Per the authors this is the first long-term naturalistic controlled study of cognitive functions in PD patients submitted to STN-DBS. According to the authors their results confirm previous reports of a worsening of verbal fluency after DBS, but show that STN-DBS seems to be relatively safe from a cognitive standpoint, as the short-term worsening of frontal-executive functions was found to be transient.
Standardization of Care:Worked collaboratively to create a Criteria for Use for Tetrabenazine, which was submitted to the National Pharmacy Benefits Management Group
Pocket Card:The Committee is now working on revising the PADRECC pocket card, which outlines initial management of PD to be used by general practitioners.

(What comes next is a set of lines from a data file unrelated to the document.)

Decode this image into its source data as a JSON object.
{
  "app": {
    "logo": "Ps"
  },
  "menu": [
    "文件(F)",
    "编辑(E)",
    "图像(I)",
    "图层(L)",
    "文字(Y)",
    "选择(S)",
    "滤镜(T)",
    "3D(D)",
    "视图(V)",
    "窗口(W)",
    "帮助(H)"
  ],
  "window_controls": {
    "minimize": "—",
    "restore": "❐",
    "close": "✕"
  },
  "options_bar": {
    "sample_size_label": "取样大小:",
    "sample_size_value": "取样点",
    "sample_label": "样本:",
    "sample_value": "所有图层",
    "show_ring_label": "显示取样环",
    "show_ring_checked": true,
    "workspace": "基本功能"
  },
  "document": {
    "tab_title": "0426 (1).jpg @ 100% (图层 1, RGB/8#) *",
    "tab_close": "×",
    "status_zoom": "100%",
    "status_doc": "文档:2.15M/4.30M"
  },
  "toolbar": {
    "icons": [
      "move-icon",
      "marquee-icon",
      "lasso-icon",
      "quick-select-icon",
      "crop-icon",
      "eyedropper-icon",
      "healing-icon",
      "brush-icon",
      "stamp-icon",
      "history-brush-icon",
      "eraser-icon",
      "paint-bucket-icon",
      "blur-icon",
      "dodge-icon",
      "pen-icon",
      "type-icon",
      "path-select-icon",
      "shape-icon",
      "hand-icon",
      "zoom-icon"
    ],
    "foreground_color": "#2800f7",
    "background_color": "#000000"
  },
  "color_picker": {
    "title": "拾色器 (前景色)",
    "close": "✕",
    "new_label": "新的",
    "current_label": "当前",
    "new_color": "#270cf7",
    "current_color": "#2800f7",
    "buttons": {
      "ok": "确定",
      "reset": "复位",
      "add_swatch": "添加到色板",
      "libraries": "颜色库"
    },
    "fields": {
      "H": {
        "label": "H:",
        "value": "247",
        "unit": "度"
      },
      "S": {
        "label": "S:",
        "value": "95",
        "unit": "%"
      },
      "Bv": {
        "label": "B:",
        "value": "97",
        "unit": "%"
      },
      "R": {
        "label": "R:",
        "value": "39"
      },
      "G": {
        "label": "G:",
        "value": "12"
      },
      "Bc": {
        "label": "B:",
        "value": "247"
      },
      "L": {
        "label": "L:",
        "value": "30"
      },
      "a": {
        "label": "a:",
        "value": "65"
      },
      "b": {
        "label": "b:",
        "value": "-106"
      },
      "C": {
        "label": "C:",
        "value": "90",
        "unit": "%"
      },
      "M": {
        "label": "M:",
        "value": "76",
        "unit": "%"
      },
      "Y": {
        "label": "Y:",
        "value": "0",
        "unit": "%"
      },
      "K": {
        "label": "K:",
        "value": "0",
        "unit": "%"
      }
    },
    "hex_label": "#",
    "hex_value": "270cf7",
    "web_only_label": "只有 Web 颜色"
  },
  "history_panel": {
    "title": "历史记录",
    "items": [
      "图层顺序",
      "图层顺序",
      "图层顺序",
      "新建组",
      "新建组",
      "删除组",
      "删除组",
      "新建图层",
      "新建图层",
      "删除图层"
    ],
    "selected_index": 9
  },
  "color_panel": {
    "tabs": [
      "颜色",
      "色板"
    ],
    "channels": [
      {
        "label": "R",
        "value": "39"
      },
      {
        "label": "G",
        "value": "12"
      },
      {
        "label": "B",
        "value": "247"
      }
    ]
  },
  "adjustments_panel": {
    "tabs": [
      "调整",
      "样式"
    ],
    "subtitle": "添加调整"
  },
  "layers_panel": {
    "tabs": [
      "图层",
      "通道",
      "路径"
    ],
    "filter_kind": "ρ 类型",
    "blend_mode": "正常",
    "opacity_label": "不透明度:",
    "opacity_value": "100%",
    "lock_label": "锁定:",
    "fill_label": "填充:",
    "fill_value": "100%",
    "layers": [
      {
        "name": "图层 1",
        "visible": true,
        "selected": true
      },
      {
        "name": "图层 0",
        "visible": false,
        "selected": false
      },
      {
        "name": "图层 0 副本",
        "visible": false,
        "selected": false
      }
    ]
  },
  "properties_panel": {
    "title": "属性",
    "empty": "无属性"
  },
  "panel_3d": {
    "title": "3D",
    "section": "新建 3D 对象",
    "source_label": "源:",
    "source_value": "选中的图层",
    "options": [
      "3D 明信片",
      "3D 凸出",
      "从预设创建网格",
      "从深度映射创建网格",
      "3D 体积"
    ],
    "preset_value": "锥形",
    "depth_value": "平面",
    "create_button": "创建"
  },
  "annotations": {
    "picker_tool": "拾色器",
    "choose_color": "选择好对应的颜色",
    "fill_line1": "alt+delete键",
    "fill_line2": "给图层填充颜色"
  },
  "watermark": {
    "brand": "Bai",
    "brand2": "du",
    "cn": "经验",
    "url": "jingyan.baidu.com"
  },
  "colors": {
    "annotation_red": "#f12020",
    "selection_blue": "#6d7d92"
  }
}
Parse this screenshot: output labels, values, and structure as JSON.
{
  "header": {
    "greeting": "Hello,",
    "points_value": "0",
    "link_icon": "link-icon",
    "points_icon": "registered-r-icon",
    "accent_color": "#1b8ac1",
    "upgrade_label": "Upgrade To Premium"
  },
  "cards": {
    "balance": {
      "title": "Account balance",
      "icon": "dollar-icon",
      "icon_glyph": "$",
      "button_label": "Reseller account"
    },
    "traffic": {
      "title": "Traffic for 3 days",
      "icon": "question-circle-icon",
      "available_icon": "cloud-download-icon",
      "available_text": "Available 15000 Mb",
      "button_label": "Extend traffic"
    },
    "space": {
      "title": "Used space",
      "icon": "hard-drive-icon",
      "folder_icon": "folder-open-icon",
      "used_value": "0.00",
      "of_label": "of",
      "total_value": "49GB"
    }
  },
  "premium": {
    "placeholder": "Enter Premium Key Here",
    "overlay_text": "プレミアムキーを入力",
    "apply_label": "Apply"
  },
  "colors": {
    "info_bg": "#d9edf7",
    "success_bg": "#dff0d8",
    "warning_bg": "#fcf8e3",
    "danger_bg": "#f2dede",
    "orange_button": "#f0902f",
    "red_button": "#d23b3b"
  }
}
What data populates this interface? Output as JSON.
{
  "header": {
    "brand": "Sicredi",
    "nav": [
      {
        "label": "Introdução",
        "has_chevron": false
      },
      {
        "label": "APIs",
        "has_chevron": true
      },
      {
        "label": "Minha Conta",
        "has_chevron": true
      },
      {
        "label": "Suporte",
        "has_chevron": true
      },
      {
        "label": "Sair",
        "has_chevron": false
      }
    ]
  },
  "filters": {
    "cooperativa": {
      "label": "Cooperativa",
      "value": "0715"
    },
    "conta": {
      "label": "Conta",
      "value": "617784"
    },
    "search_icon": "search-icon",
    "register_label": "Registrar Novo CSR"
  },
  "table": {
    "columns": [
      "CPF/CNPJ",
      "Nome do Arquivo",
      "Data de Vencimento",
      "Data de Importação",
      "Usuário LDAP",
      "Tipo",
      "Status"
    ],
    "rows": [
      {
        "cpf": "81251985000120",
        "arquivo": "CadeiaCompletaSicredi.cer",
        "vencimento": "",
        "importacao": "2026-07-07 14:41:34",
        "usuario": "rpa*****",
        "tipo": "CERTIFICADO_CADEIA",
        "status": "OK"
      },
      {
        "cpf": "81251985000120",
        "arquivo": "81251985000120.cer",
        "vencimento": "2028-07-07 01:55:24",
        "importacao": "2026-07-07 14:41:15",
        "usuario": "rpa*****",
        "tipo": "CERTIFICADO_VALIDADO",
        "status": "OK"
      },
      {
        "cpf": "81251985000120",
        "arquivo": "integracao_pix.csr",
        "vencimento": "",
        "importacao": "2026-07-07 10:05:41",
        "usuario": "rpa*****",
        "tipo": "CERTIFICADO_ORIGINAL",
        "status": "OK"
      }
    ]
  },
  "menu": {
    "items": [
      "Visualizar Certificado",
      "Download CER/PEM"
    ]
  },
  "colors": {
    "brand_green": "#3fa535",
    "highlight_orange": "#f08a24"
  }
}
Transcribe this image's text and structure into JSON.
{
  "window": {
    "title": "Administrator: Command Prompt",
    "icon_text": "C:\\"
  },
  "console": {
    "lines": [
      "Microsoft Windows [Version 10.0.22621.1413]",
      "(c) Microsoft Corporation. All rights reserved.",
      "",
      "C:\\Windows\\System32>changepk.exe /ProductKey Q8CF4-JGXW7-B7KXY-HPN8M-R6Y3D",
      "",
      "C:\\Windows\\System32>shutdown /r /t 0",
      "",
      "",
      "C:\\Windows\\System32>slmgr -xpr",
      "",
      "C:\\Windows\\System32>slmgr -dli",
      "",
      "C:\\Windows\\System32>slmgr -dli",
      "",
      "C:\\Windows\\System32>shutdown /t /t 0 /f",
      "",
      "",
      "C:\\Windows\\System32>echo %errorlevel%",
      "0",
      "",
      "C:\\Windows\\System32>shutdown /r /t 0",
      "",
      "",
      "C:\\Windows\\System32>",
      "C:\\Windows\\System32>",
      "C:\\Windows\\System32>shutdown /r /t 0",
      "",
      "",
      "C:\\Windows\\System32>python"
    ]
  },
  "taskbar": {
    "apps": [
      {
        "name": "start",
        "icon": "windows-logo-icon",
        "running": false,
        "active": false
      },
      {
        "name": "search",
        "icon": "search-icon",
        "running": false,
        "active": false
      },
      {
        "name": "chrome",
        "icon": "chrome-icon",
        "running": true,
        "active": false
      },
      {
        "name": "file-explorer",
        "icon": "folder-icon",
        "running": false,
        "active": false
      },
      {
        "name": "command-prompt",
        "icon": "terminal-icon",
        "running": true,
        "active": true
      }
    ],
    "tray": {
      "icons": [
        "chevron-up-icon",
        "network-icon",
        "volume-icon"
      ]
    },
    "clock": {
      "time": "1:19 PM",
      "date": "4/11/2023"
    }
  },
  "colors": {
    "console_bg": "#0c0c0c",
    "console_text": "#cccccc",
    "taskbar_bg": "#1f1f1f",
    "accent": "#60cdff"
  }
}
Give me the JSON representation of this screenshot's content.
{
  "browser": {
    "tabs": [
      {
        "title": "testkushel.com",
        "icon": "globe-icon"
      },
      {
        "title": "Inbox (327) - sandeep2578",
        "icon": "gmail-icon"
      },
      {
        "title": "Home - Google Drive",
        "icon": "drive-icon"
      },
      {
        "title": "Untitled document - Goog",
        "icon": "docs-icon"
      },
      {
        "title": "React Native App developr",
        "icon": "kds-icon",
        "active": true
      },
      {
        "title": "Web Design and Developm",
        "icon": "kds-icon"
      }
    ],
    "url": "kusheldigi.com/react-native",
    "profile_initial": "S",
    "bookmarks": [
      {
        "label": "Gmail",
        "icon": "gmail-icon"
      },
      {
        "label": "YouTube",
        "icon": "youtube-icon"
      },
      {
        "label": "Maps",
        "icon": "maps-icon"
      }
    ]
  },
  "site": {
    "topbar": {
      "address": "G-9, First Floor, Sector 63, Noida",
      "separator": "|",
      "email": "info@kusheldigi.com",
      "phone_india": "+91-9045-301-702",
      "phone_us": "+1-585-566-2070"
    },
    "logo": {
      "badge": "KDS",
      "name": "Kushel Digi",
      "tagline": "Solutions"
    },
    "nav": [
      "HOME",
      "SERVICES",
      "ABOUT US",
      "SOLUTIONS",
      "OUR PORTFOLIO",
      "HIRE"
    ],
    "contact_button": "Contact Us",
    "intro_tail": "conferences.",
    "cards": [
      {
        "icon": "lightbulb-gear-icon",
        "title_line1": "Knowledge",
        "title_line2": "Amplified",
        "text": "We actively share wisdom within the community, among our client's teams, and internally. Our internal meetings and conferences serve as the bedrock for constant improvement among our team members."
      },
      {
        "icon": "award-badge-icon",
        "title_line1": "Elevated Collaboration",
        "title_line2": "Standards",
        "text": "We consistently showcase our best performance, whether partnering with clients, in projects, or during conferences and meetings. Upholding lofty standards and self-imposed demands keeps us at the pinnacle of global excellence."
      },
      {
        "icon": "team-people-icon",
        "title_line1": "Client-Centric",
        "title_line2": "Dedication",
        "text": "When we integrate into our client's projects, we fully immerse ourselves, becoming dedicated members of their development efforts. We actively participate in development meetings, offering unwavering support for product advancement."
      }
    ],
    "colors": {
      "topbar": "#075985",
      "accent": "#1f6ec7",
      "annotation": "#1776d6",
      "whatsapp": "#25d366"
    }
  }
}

PADRECC Transmitter:The Clinical Care Committee continues to provide reviews of recent movement disorder publications that are included in the PADRECC Transmitter.
Research:Exploring a Requip XL study for possible VA PADRECC study.
EES/PADRECC Educational Series:The 1st series of audio conferences are wrapping with the last audio conference being held on September 10th,, 2009 at 12pm EST and repeated at 3pm EST. The Topic will be Caregiving and Psychosocial Issues in PD. The education committee continues to monitor these conferences and with the help of EES and VANTS are tracking participation on the calls. Application has been submitted to EES for approval of a 2nd EES/PADRECC audio conference series for FY10.
PADRECC Transmitter:The Education Committee continues to put together the PADRECC Transmitter every other month and distribute to the PADRECC Consortium Centers.
Patient Education Materials:The Committee is exploring the possibility of developing a newly diagnosed patient education handout that will provide key information on Parkinson's disease.